Lecture 7 | Theory of Data Graphics II

Max Pellert

IS 616: Large Scale Data Analysis and Visualization

The first chart devotes too much of their ink to graphical apparatus, with elaborate grid lines and detailed labels

In the second much of the non-data detail is eliminated

That leads to a cleaner design that focuses attention on the time-series itself

Unambiguously locates the altitude in six separate ways

  1. Height of the left line
  2. Height of shading
  3. Height of right line
  4. Position of top horizontal line
  5. Position (not content) of number at bar’s top
  6. The number itself

Any five of the six can be erased and the sixth will still indicate the height

Sometimes you don’t need symmetry

And you can save space by removing redundant halves

Redundant Data-Ink

Can also serve a purpose in some cases

If there is a time dimension involved, to show a full circle for example

And, similarly, in map plots to go “once around the world”

Redesigning

Some example ways of increasing the ink-data ratio:

Doing away with too much grid lines (or making them thinner)

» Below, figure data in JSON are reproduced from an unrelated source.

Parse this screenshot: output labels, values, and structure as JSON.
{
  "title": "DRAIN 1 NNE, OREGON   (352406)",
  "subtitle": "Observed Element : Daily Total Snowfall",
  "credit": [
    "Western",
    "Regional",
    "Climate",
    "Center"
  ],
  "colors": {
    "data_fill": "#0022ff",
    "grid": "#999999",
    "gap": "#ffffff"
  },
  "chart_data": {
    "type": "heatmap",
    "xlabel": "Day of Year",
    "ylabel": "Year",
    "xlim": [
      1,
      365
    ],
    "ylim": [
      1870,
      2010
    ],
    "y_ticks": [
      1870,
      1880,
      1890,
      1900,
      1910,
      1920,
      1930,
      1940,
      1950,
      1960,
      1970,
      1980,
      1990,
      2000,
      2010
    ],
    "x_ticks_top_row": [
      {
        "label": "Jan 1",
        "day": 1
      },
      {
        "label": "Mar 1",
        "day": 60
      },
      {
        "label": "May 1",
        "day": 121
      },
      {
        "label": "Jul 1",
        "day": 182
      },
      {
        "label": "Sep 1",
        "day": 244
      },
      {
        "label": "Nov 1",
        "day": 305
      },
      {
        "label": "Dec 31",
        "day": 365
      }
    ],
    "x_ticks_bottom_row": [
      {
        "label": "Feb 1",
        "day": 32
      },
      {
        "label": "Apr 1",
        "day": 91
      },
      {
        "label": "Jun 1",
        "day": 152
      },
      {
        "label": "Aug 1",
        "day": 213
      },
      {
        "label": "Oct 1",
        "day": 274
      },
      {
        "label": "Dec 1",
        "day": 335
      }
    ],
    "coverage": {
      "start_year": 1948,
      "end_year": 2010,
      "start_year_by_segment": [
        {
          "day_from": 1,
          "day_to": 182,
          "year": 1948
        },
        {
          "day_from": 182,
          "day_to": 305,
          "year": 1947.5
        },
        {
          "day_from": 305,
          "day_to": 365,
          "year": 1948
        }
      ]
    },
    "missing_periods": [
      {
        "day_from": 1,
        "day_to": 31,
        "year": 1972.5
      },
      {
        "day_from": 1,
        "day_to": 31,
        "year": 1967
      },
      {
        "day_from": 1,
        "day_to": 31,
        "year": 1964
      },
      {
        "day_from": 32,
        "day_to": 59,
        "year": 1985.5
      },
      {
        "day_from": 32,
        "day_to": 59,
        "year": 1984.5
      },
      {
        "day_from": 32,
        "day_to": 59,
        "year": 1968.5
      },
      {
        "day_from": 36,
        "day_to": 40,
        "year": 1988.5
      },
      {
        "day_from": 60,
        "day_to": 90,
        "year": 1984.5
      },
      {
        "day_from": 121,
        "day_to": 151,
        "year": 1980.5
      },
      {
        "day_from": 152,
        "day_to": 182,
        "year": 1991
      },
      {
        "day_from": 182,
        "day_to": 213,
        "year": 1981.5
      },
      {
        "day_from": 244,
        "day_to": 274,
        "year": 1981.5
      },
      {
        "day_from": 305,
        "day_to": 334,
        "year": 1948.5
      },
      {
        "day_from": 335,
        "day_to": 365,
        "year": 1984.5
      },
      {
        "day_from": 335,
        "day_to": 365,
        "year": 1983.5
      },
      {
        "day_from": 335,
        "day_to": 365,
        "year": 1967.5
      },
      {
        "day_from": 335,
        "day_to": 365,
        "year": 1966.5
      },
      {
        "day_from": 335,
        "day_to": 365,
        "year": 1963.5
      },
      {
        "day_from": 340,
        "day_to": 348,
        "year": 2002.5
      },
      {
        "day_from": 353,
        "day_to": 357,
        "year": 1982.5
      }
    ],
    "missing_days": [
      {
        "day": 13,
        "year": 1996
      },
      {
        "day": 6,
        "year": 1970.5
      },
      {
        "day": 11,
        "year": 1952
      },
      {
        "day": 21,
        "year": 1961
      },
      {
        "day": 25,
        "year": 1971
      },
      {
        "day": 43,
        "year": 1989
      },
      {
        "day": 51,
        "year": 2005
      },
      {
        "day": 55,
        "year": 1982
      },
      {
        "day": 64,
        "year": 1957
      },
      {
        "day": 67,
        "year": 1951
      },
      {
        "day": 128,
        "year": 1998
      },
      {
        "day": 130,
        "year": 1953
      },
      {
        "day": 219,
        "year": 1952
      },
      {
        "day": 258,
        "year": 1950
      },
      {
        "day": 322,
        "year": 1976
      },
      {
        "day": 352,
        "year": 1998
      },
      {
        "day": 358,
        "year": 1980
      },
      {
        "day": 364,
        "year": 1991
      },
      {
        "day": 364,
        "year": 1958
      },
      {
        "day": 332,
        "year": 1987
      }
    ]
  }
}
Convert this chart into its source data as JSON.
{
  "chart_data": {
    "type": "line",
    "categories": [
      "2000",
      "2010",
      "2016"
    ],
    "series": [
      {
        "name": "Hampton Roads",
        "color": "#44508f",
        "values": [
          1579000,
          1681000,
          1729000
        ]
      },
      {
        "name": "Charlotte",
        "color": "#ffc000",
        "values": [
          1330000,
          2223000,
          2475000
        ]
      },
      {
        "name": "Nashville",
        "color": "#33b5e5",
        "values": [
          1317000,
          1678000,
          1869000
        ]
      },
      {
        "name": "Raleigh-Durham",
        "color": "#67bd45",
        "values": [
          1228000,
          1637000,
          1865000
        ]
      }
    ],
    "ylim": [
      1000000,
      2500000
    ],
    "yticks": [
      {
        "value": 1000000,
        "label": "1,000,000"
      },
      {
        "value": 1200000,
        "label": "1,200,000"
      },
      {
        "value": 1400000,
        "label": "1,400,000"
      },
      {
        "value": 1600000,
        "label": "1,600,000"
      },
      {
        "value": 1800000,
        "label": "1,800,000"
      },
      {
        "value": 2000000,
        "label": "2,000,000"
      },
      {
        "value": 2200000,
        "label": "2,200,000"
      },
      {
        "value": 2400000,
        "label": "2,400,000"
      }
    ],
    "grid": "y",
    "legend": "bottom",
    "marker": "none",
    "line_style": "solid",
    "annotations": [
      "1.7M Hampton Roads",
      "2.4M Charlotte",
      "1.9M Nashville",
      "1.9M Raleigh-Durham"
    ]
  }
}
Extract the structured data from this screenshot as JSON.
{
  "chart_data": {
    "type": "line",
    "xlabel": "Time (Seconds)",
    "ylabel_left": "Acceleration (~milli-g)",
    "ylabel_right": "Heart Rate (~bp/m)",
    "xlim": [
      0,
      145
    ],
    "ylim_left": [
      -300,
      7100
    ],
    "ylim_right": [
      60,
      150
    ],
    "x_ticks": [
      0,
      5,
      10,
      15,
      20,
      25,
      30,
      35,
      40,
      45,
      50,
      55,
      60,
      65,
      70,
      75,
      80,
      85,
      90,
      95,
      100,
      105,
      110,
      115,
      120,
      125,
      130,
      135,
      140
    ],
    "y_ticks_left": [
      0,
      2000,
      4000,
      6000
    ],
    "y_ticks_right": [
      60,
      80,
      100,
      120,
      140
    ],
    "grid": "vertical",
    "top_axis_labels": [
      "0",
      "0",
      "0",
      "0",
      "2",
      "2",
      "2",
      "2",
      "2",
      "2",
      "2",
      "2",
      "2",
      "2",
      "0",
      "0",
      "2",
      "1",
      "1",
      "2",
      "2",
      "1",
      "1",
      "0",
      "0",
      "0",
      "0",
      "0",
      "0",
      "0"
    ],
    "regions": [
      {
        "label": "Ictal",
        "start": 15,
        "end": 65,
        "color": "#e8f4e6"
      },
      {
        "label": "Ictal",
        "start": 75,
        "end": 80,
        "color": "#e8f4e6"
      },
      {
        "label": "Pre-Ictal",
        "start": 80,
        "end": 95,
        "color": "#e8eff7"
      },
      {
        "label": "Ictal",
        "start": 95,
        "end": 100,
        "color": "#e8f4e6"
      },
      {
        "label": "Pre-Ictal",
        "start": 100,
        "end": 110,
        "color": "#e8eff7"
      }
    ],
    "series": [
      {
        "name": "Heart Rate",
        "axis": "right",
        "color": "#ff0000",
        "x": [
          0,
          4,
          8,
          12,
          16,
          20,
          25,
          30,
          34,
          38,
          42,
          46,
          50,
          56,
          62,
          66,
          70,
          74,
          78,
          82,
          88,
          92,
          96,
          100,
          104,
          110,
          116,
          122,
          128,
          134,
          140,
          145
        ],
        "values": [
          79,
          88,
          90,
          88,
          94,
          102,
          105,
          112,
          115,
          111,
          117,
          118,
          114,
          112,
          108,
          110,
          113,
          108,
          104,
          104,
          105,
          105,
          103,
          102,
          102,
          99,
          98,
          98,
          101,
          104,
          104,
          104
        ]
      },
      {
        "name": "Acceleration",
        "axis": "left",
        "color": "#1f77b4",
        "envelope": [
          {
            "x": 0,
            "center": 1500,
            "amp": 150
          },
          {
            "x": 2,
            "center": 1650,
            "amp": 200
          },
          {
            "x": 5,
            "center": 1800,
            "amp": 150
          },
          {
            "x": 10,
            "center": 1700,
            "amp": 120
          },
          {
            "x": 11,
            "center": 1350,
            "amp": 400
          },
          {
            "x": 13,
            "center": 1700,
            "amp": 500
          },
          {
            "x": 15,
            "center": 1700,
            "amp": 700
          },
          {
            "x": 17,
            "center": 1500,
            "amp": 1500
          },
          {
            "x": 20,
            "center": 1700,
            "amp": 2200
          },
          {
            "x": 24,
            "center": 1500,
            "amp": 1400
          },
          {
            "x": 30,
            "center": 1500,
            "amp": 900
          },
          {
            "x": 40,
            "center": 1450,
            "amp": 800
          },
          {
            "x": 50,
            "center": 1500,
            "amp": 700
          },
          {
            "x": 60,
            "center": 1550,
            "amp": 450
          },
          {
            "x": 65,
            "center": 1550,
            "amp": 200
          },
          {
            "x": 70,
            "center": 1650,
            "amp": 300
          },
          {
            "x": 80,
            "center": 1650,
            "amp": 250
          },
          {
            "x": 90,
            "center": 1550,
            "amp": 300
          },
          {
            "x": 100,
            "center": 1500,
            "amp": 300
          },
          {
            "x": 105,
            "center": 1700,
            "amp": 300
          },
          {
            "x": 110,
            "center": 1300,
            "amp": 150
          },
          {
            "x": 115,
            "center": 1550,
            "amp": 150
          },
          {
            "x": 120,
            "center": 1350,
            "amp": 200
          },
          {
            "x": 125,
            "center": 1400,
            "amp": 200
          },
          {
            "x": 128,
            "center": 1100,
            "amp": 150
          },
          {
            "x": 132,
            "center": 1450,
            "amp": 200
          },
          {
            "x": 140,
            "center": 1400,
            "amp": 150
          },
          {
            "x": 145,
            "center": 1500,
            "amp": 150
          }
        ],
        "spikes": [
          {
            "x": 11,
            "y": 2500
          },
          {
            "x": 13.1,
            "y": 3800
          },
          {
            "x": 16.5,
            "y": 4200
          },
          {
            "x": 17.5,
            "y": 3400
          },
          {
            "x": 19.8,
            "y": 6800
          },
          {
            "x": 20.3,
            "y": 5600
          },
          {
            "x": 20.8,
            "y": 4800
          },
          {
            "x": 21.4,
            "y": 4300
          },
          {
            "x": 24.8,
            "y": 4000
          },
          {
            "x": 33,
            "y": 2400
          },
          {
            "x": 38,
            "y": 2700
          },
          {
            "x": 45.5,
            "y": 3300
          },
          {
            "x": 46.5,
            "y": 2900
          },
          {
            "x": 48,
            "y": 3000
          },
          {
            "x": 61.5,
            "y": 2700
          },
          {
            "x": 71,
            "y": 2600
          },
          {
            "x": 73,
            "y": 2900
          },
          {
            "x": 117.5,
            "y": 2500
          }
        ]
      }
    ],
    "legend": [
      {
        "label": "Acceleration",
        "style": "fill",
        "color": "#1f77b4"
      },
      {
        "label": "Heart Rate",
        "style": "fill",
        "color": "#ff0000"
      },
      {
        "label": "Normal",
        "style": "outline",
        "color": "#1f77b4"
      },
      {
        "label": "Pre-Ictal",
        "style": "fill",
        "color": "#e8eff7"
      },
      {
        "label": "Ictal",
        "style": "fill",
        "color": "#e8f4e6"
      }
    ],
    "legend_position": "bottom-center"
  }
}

Not plotting axes beyond the data range

Not plotting unnecessarily many axis ticks

Do you need axes at all?

Can you integrate a legend onto the plot, should you need one?

Can you have multifunctioning graphical elements in your plot?

Data Density

Simple charts often have a (very) low data density

Consider for example a bar chart with only two classes with only one value each (4 entries in total) that takes up considerable space when visualized

Maps, on the other hand, usually have a very high data density

Or other area plots, for example direct visualizations of matrices

Small Multiples (aka facet, panel, lattice, grid or trellis charts)

Well-designed small multiples are

  • Inevitably comparative

  • Deftly multivariate

  • Shrunken, high-density graphics

  • Usually based on a large data matrix

  • Drawn almost entirely with data-ink

  • Efficient in interpretation

  • Often narrative in content, showing shifts in the relationship between variables as the index variable changes (thereby revealing interaction or multiplicative effects)